It occurred to me last week that the seven year anniversary of my father's suicide is coming up in October. I wasn't really sure if it was the seventh or eighth, but I checked with my mother. She advised me it was 1997. I guess that's why I've had some flashbacks over the past several days.
Last night, my husband was late returning home from a recording session. I kept telling myself that he was definitely okay; he had my cell phone to call for help if needed. I tried breathing techniques to calm down, but they didn't work, either. Then, out of the blue, I remembered that feeling I was having. When I was a little girl, my father was both actively psychotic and was self-medicating with alcohol. Not a good combination. He always became very violent when he drank. He was supposed to be home around 5:00 p.m. every day, but when he wasn't, you could pretty much count on the fact he was out drinking. I remember, as every hour passed by and he still wasn't home, I got more and more afraid. There are many old movies and television programs that I still can't watch because they trigger flashbacks.
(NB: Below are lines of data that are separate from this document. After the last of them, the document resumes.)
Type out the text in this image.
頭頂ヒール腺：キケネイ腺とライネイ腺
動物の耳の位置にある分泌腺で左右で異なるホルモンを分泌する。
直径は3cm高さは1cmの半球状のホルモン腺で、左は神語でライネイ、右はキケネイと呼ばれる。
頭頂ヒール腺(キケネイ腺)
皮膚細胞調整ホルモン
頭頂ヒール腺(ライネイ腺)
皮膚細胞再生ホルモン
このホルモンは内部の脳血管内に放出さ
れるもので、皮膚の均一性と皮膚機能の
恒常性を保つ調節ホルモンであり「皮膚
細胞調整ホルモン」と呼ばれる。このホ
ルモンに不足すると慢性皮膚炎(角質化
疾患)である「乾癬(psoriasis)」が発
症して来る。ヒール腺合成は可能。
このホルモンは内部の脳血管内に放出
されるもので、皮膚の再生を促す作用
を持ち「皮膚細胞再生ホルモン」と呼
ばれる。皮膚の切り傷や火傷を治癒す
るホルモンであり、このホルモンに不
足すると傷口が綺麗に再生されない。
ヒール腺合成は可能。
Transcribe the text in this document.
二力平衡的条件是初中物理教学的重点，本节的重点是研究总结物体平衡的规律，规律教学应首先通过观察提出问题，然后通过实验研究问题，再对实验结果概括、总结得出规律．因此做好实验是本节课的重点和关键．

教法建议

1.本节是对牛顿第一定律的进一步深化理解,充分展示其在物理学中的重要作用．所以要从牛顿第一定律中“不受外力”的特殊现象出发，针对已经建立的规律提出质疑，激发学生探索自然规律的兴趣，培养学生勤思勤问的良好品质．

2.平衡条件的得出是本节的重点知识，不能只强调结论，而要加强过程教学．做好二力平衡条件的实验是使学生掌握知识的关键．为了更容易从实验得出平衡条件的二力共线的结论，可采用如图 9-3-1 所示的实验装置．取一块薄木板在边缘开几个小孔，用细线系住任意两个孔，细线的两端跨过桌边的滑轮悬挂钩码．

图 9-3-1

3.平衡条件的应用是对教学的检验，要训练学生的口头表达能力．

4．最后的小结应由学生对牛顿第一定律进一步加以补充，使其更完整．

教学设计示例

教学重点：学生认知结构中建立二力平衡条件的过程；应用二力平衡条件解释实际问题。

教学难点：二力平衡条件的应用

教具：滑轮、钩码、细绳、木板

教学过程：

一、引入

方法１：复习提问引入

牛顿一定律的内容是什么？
I remember sitting on the living room floor once when i was maybe 9 or 10 and i was watching the Twilight Zone. It was a television program that came on around nine-ish, I think. I kept watching and trying not to seem afraid, but I had my eye on the time constantly. I was not only afraid of the bodily harm that would most assuredly come to me and/or my mom, I was also afraid that someone might have killed him. Even now I can remember with startling physical clarity the icy feeling in my stomach and the almost unbearable anxiety. I don't specifically recall just what horrors were visited upon us that particular night. After a while, incidents of horrific violence and sadism are difficult to place in time. They happened so often it was sort of routine--if one can call torture routine. There's also the problem of dissociation. When things became too unbearable, I would lose all feeling and numb out. There are huge chunks of my life that are inaccessible to me. I'm just as happy not knowing, though.
Anyway, it was this flashback that I endured last night while I was waiting for my husband to get home. I hate it that these emotions and memories superimpose themselves over a life I've taken so much care to make safe. No one hits me anymore. No one yells at me anymore. Nor does anyone hit or yell at anyone I love. And yet...the past is alive, in a way. Those images of violence and the overwhelming emotions that accompanied them still haunt me. They always will.